Let’s reconsider technology and our economy in the frame of the fold field. I see technological systems as powerful amplifiers of the field’s curvature. They extend our perception and action, but in doing so, they reconfigure the field’s entire geometry.
Take digital networks. They accelerate resonance across huge distances, creating a kind of global synchrony at incredible speed. One thing is that this acceleration often flattens nuance. Local patterns, local folds, just lose the time they need to absorb difference. This makes technology deeply political. We have to ask: what kinds of resonance does this infrastructure produce? Whose curvature is it stabilising, and whose is it erasing? Design becomes political because it ends up deciding which modulations get to survive.
The same logic applies to the economy. I’ve started thinking of the economy as the field’s metabolism; it’s the circulation of value, energy, and attention. From this perspective, capital accumulation looks like a pathological loop. It’s intensity that gets trapped within one small region of curvature, effectively starving the rest of the field. Redistribution can reopen that flow, but real justice needs more than just movement. It demands a diversification of rhythm.
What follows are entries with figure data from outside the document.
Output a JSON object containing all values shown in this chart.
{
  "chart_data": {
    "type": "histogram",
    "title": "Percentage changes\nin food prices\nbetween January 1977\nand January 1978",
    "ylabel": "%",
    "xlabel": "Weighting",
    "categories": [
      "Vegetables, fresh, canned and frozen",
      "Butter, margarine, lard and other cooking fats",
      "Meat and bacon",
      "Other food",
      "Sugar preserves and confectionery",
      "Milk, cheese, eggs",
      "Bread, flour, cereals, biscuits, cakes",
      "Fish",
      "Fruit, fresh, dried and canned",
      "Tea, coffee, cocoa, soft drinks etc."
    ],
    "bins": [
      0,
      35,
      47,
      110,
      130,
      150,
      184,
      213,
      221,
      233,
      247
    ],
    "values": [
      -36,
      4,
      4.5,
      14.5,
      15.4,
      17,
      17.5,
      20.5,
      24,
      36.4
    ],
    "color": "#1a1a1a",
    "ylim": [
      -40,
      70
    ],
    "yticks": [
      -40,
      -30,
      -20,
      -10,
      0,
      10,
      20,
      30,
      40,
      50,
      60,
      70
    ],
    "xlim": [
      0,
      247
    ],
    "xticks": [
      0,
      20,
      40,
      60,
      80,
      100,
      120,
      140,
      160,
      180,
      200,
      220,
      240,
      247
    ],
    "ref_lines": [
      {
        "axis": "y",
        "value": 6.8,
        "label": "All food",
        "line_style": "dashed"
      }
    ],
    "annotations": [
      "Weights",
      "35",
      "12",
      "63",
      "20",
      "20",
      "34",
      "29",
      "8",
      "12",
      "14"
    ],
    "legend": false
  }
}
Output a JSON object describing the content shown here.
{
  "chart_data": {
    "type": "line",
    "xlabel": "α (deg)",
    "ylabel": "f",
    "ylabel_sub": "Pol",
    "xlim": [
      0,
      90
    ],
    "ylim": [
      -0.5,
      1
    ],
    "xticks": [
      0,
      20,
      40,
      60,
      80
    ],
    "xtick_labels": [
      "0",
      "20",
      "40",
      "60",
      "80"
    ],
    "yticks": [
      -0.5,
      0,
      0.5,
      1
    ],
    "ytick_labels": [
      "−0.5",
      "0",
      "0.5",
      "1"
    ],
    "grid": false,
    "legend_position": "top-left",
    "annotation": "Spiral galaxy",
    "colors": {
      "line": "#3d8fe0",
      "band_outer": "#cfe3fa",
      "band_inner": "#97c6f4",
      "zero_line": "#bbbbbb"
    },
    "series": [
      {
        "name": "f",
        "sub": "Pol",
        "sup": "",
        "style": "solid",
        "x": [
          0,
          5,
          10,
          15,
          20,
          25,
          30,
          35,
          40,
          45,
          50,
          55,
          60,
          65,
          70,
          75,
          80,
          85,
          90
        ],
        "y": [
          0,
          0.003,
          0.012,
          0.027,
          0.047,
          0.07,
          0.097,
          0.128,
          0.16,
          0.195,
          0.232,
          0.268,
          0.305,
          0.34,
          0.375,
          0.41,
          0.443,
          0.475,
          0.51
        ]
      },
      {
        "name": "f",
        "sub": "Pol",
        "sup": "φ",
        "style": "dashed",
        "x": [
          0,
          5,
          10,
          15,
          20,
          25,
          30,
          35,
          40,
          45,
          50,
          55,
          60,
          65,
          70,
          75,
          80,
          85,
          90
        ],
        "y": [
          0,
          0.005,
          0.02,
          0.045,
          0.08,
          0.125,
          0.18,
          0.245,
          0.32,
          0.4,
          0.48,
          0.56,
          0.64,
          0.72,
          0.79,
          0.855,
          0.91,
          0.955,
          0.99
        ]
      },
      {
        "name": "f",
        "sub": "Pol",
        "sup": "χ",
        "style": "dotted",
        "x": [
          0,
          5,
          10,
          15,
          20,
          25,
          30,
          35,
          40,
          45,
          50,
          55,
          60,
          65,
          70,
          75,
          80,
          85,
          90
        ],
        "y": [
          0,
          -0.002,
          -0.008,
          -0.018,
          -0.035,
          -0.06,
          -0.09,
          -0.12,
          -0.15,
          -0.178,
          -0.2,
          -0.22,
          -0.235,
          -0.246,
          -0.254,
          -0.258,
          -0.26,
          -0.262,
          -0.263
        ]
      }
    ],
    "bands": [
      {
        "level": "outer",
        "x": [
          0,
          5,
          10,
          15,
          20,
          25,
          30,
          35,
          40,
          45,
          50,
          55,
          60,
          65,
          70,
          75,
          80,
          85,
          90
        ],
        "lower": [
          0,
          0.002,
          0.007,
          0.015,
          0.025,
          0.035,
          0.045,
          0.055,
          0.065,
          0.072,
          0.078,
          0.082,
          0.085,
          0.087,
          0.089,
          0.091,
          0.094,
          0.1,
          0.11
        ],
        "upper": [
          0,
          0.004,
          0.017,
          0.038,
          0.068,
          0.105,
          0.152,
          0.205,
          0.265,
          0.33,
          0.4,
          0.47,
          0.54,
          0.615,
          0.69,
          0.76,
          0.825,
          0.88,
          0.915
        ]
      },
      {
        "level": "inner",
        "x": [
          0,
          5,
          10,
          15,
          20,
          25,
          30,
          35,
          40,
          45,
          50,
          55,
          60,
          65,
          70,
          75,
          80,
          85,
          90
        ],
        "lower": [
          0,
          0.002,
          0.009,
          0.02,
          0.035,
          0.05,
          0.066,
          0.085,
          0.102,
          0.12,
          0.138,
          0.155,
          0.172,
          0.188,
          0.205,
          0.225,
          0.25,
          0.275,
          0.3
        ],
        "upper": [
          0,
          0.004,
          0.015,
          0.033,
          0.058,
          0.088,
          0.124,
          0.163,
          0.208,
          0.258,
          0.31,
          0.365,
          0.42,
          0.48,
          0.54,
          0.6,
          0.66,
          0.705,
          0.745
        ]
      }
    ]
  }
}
A healthy economy would be one that resonates across all scales, nesting local production within global networks, and aligning human labour with ecological cycles. Sustainability, then, is simply metabolic balance.
This scales all the way up. The planetary field is the widest horizon for our politics. Things like climate, species, and oceans aren’t external “environments” we act upon. They are macro-curvatures of our own collective being. Every policy decision we make is a form of planetary geometry; it bends or unbends the field’s climate, biosphere, and energy gradients. The real challenge is to foster a “cosmopolitical resonance”. We need a way to tune across all the folds, human and non-human. This reminds me of Karen Barad’s work; governance would become less about top-down commands and more like a feedback system.